Walking down the street, I see a dog that is looking to someone to drop a piece of food. I stop, sit down, make some noises for it to come to me. I give it a cookie and begin to pet it. I notice how people begin to look at me. I continue on down the street, noticing a Cow. I offer a cookie and begin petting. It is thoroughly enjoying the good neck scratch. Again, I notice how people begin to stare at me. Even when I visited the Temples. A lady is considered a Leper. I stop to hold her hand, give a prayer, and leave her a coin. People stop to stare as if seeing an alien.  

As an Animal Chaplain, a holy person for all animals (human, furred, feathered, or scaled), I considered it a gift to recognize the Divinity in ALL Beings. I volunteer my time at several of the Animal Ashrams and schools in the city of Lucknow India during this time.

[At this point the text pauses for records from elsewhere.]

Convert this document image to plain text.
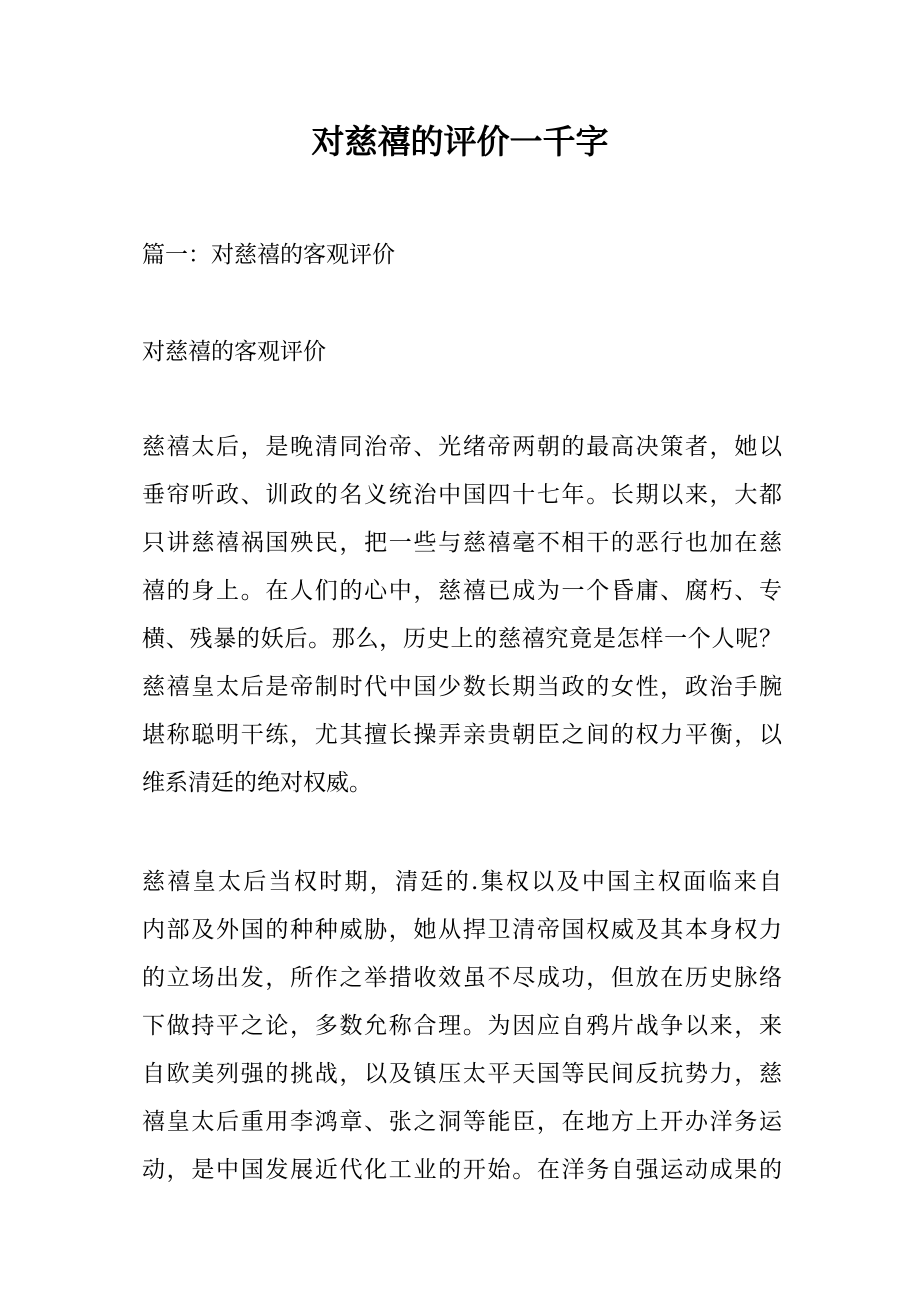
对慈禧的评价一千字

篇一：对慈禧的客观评价

对慈禧的客观评价

慈禧太后，是晚清同治帝、光绪帝两朝的最高决策者，她以
垂帘听政、训政的名义统治中国四十七年。长期以来，大都
只讲慈禧祸国殃民，把一些与慈禧毫不相干的恶行也加在慈
禧的身上。在人们的心中，慈禧已成为一个昏庸、腐朽、专
横、残暴的妖后。那么，历史上的慈禧究竟是怎样一个人呢？
慈禧皇太后是帝制时代中国少数长期当政的女性，政治手腕
堪称聪明干练，尤其擅长操弄亲贵朝臣之间的权力平衡，以
维系清廷的绝对权威。
慈禧皇太后当权时期，清廷的.集权以及中国主权面临来自
内部及外国的种种威胁，她从捍卫清帝国权威及其本身权力
的立场出发，所作之举措收效虽不尽成功，但放在历史脉络
下做持平之论，多数允称合理。为因应自鸦片战争以来，来
自欧美列强的挑战，以及镇压太平天国等民间反抗势力，慈
禧皇太后重用李鸿章、张之洞等能臣，在地方上开办洋务运
动，是中国发展近代化工业的开始。在洋务自强运动成果的
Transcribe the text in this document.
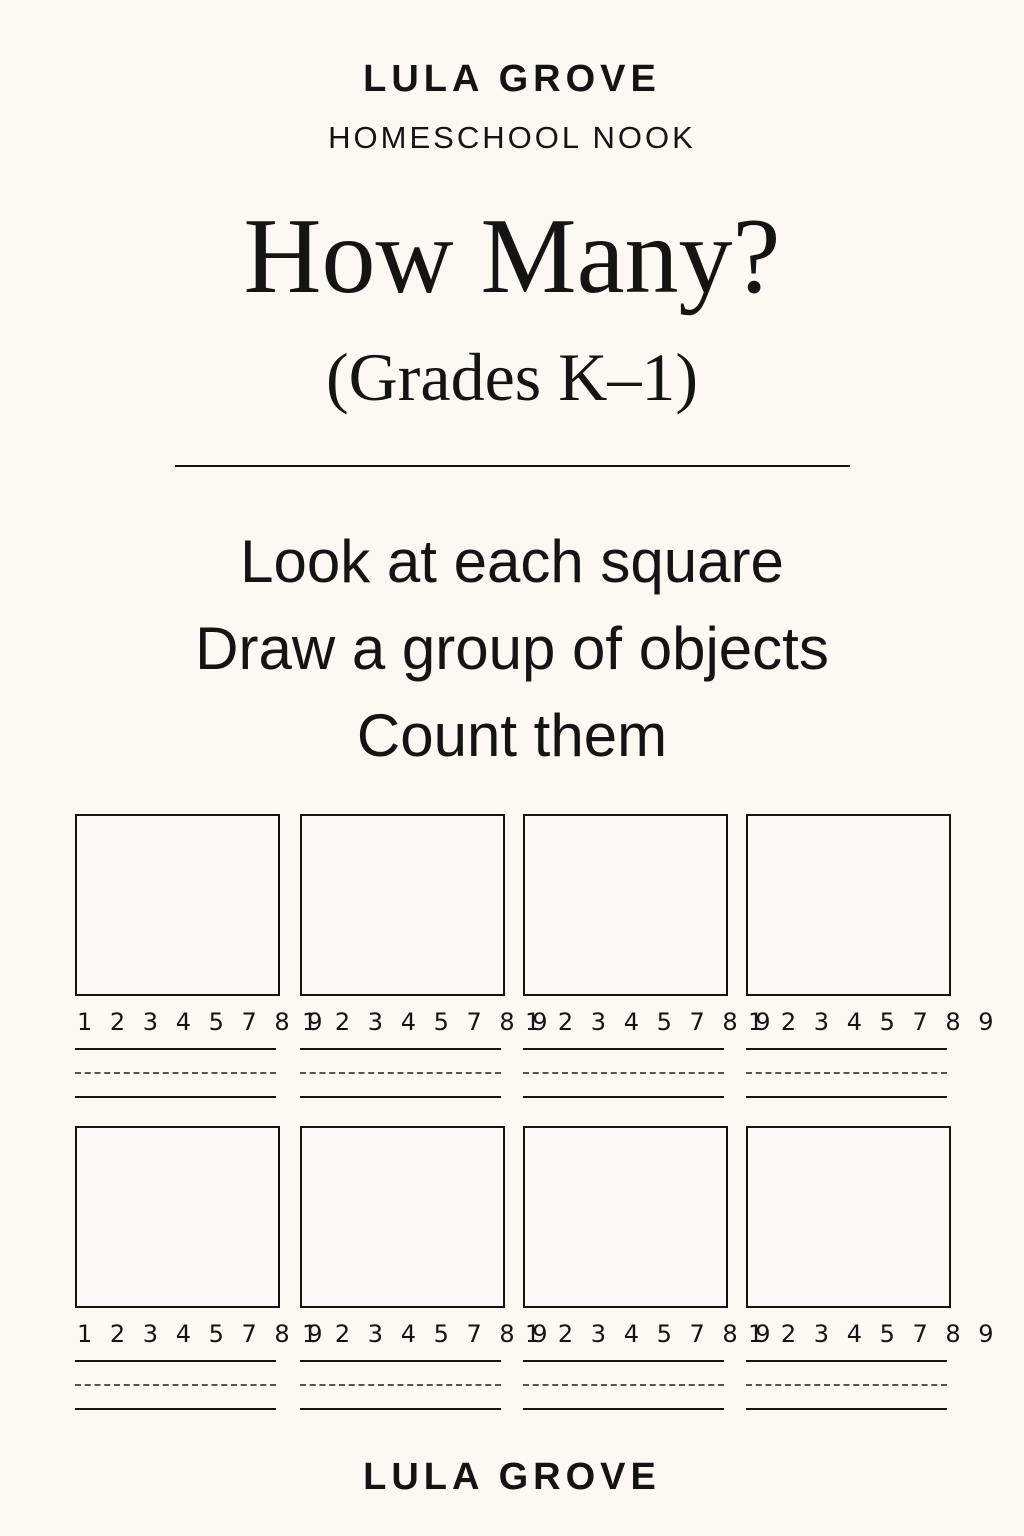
LULA GROVE
HOMESCHOOL NOOK
How Many?
(Grades K–1)
Look at each square
Draw a group of objects
Count them
1 2 3 4 5 7 8 9
1 2 3 4 5 7 8 9
1 2 3 4 5 7 8 9
1 2 3 4 5 7 8 9
1 2 3 4 5 7 8 9
1 2 3 4 5 7 8 9
1 2 3 4 5 7 8 9
1 2 3 4 5 7 8 9
LULA GROVE
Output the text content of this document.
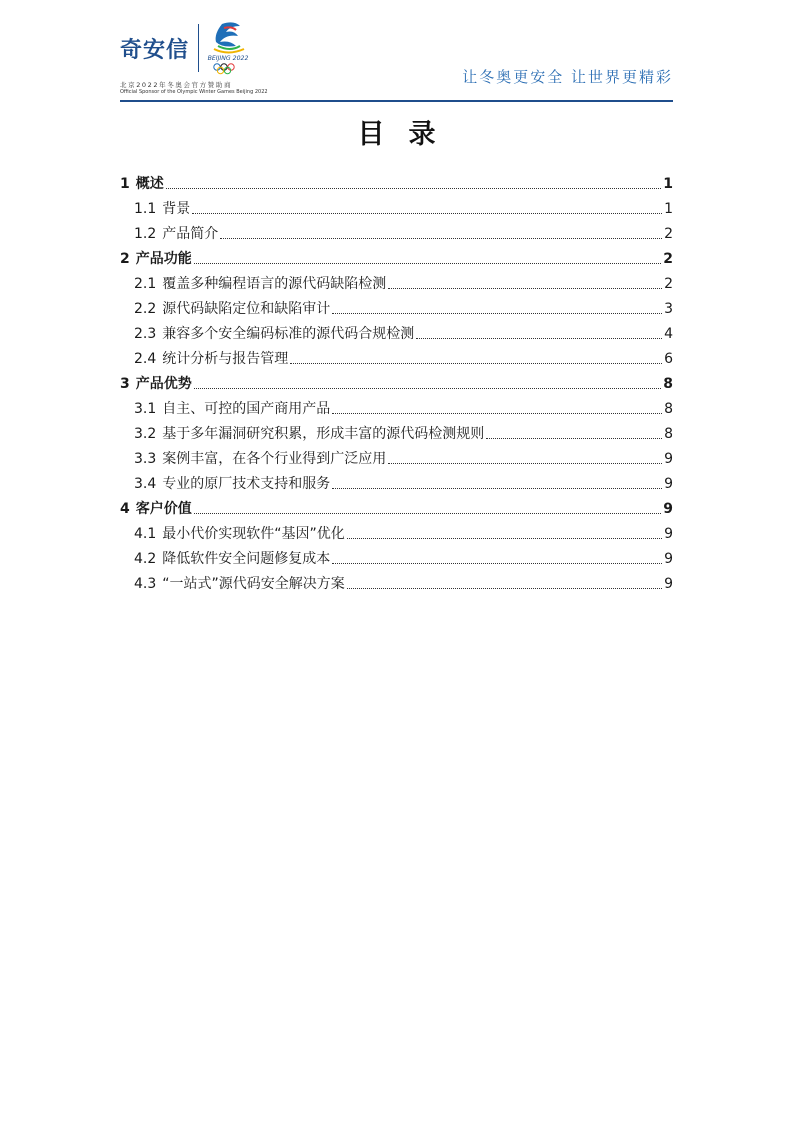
奇安信	BEIJING 2022
北京2022年冬奥会官方赞助商
Official Sponsor of the Olympic Winter Games Beijing 2022
让冬奥更安全 让世界更精彩
目录
1 概述	1
1.1 背景	1
1.2 产品简介	2
2 产品功能	2
2.1 覆盖多种编程语言的源代码缺陷检测	2
2.2 源代码缺陷定位和缺陷审计	3
2.3 兼容多个安全编码标准的源代码合规检测	4
2.4 统计分析与报告管理	6
3 产品优势	8
3.1 自主、可控的国产商用产品	8
3.2 基于多年漏洞研究积累，形成丰富的源代码检测规则	8
3.3 案例丰富，在各个行业得到广泛应用	9
3.4 专业的原厂技术支持和服务	9
4 客户价值	9
4.1 最小代价实现软件“基因”优化	9
4.2 降低软件安全问题修复成本	9
4.3 “一站式”源代码安全解决方案	9
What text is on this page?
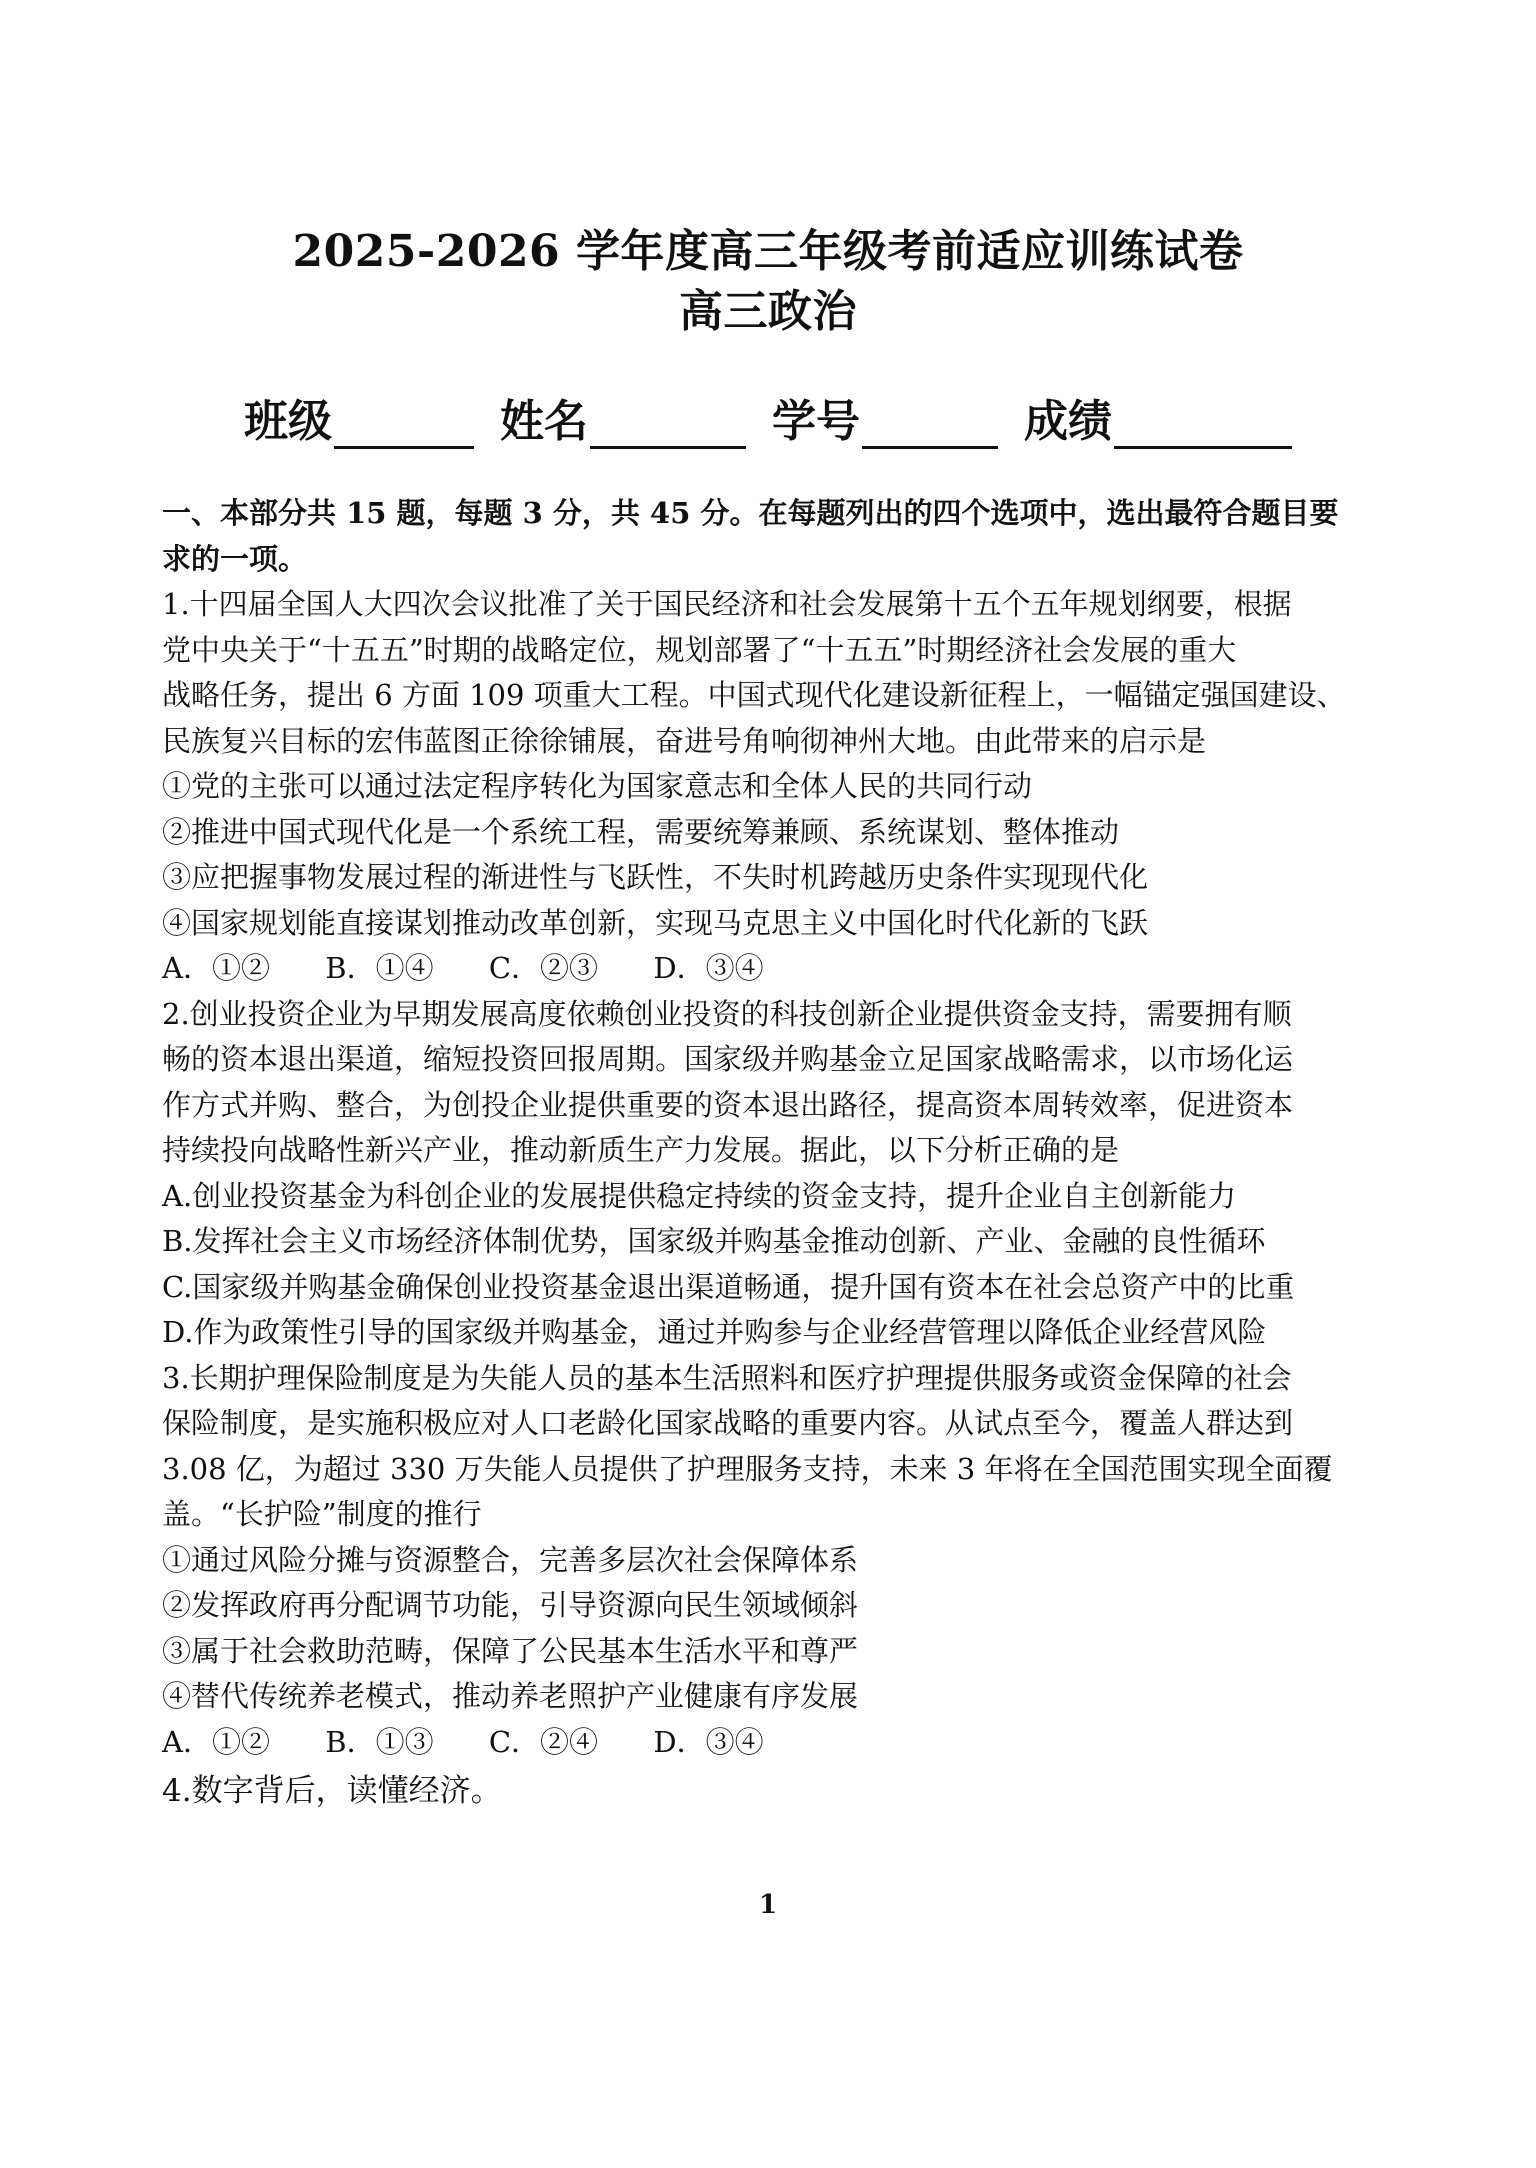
2025-2026 学年度高三年级考前适应训练试卷
高三政治
班级	姓名	学号	成绩
一、本部分共 15 题，每题 3 分，共 45 分。在每题列出的四个选项中，选出最符合题目要
求的一项。
1.十四届全国人大四次会议批准了关于国民经济和社会发展第十五个五年规划纲要，根据
党中央关于“十五五”时期的战略定位，规划部署了“十五五”时期经济社会发展的重大
战略任务，提出 6 方面 109 项重大工程。中国式现代化建设新征程上，一幅锚定强国建设、
民族复兴目标的宏伟蓝图正徐徐铺展，奋进号角响彻神州大地。由此带来的启示是
①党的主张可以通过法定程序转化为国家意志和全体人民的共同行动
②推进中国式现代化是一个系统工程，需要统筹兼顾、系统谋划、整体推动
③应把握事物发展过程的渐进性与飞跃性，不失时机跨越历史条件实现现代化
④国家规划能直接谋划推动改革创新，实现马克思主义中国化时代化新的飞跃
A．①②      B．①④      C．②③      D．③④
2.创业投资企业为早期发展高度依赖创业投资的科技创新企业提供资金支持，需要拥有顺
畅的资本退出渠道，缩短投资回报周期。国家级并购基金立足国家战略需求，以市场化运
作方式并购、整合，为创投企业提供重要的资本退出路径，提高资本周转效率，促进资本
持续投向战略性新兴产业，推动新质生产力发展。据此，以下分析正确的是
A.创业投资基金为科创企业的发展提供稳定持续的资金支持，提升企业自主创新能力
B.发挥社会主义市场经济体制优势，国家级并购基金推动创新、产业、金融的良性循环
C.国家级并购基金确保创业投资基金退出渠道畅通，提升国有资本在社会总资产中的比重
D.作为政策性引导的国家级并购基金，通过并购参与企业经营管理以降低企业经营风险
3.长期护理保险制度是为失能人员的基本生活照料和医疗护理提供服务或资金保障的社会
保险制度，是实施积极应对人口老龄化国家战略的重要内容。从试点至今，覆盖人群达到
3.08 亿，为超过 330 万失能人员提供了护理服务支持，未来 3 年将在全国范围实现全面覆
盖。“长护险”制度的推行
①通过风险分摊与资源整合，完善多层次社会保障体系
②发挥政府再分配调节功能，引导资源向民生领域倾斜
③属于社会救助范畴，保障了公民基本生活水平和尊严
④替代传统养老模式，推动养老照护产业健康有序发展
A．①②      B．①③      C．②④      D．③④
4.数字背后，读懂经济。
1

I begin noticing how the human animal does not even want to touch its own species, not to mention touch a Dog that is considered dirty, has fleas, or even ticks. I observed the same untouchableness wanting to arise in myself. I hear my mind try to tell me, "You might get a tick! Watch out" "Oh, doesn't this skin rash feel funny" "What if it is catching?" My mind tries to tell me all the reasons that I should not offer a loving hand to this creature, that is just wanting what we all want, that is to be loved, recognized, cared for. It is as if they are part of the Divine saying, "I am here to show you how to be compassion, and even more so, empathy, in this world."  

These "untouchables" ARE our gifts. If we do not offer them the same compassion and empathy that we would want to receive, then we will continue to receive them until we can. There is one particular Dog at an Ashram that has been hit, teased, and is so used to being treated mean, she is so sad and tries to bite, all because it tries so hard to defend itself. This Dog is paralyzed, covered with thousands of ticks. You can see her skin moving with the numerous fleas crawling on her, and she has many patches of fur missing. My first time visiting she tried to bite me. I knew right away she is scared of the human hand, and rightfully so. I sat praying with her, singing to her, and she began melting into my hands. We were both in tears of joy. She was craving so much to be loved, to be understood, for someone to really care. I have the ability to search myself and pick off the ticks, she does not. I have the ability to go home and take a shower, she does not. I began feeling what it could possibly feel like to be her. Can you? How would you want to be treated if you were her? Some call it Karma, some call it the Golden Rule and if we do, and we do not love and help them, then what is our Karma?